10月1日ラストランの2階建て新幹線、実は”寿命“が1年延長されていた!

 国内唯一の2階建て新幹線の「E4系」。上越新幹線で「Maxとき」「Maxたにがわ」の名前で運行され、鉄道ファンはもとより、一般の利用者からも親しまれてきたが、10月1日で定期運行を終了した。

 ただし、この車両はもともと20年にラストランを迎えるはずだったという。なぜ1年も延長することになってしまったのか?

「19年10月、台風19号が上陸し、長野県の千曲川が決壊。JR東日本の新幹線の車両センターが浸水し、現在の上越新幹線の主力車両として使用されているE7系を含む10編成120両が水没して廃車となってしまったからです」(鉄道ジャーナリスト)

 それに伴う車両不足を補うためだったが、歴代新幹線の中でも特に人気の高い車両。1年延命になったことでコロナ禍の中、最後の乗車を楽しんだ鉄道ファンも少なくなかった。
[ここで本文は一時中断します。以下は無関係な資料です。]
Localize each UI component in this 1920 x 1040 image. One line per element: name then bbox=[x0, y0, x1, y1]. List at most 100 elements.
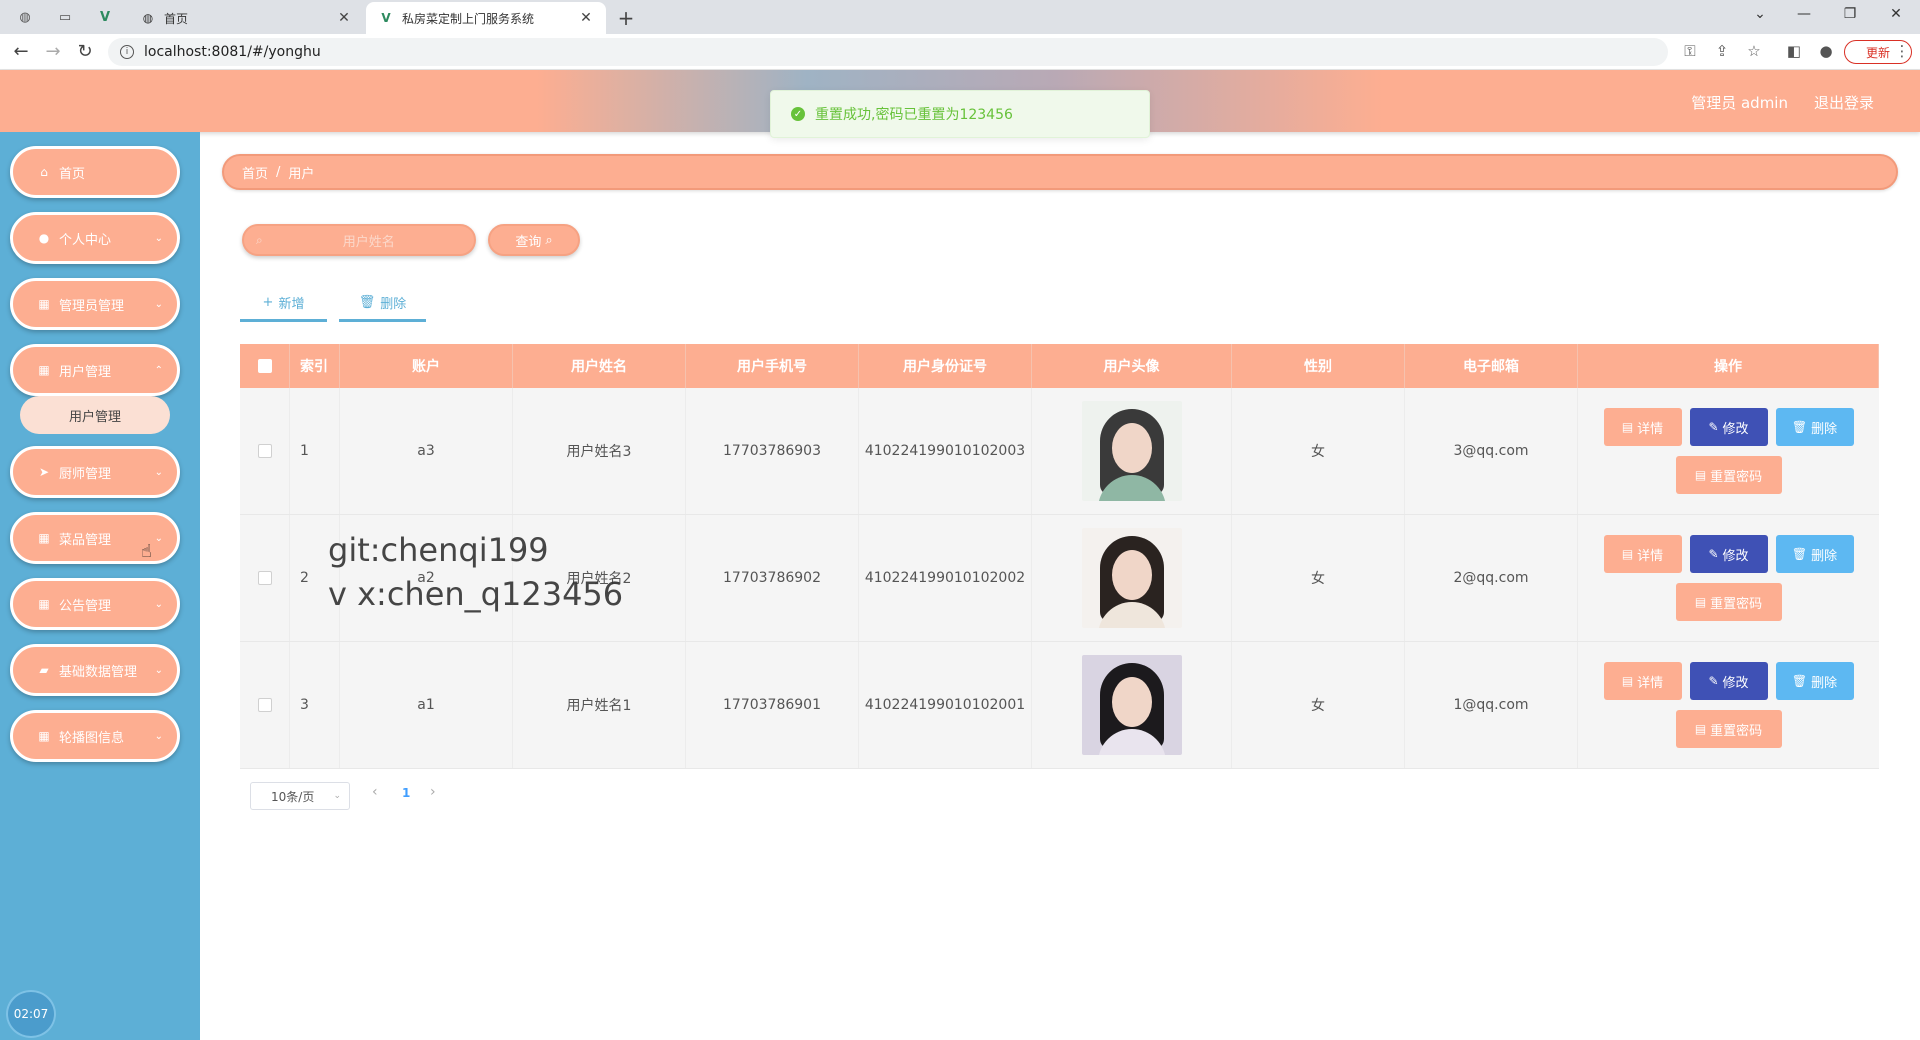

 もともとこのE4系は97年に東北新幹線に投入され、上越新幹線には01年に登場。16両編成時の定員数1634人は国内の新幹線はもとより、世界の高速鉄道でも最多の輸送人員を持つ日本が誇る車両だった。

 新幹線の東京~大宮間は上越新幹線をはじめ、東北・北海道新幹線と北陸新幹線が乗り入れる最も混雑する区間。そのため、便の大幅な増発は難しく、一度に多くの乗客を運ぶことができるE4系は重宝されていた。

 そのE4系は一部の車両は展示用などで保存される可能性もあるが、今後順次廃車となる見込み。ただし、「もったいない!」と保存を望む声が多いという。

「保存するにも維持費がかかるため、廃車もやむを得ないですが、車内を改装してレストランやホテルとして使用する方法もあります。実際、寝台列車を活用した宿泊施設が各地にあるため、そういった形での第二の人生に期待したいですけどね」(同)

 これで見納めになるのはさみしい限り。まだ活躍できる場はありそうな気がするが……。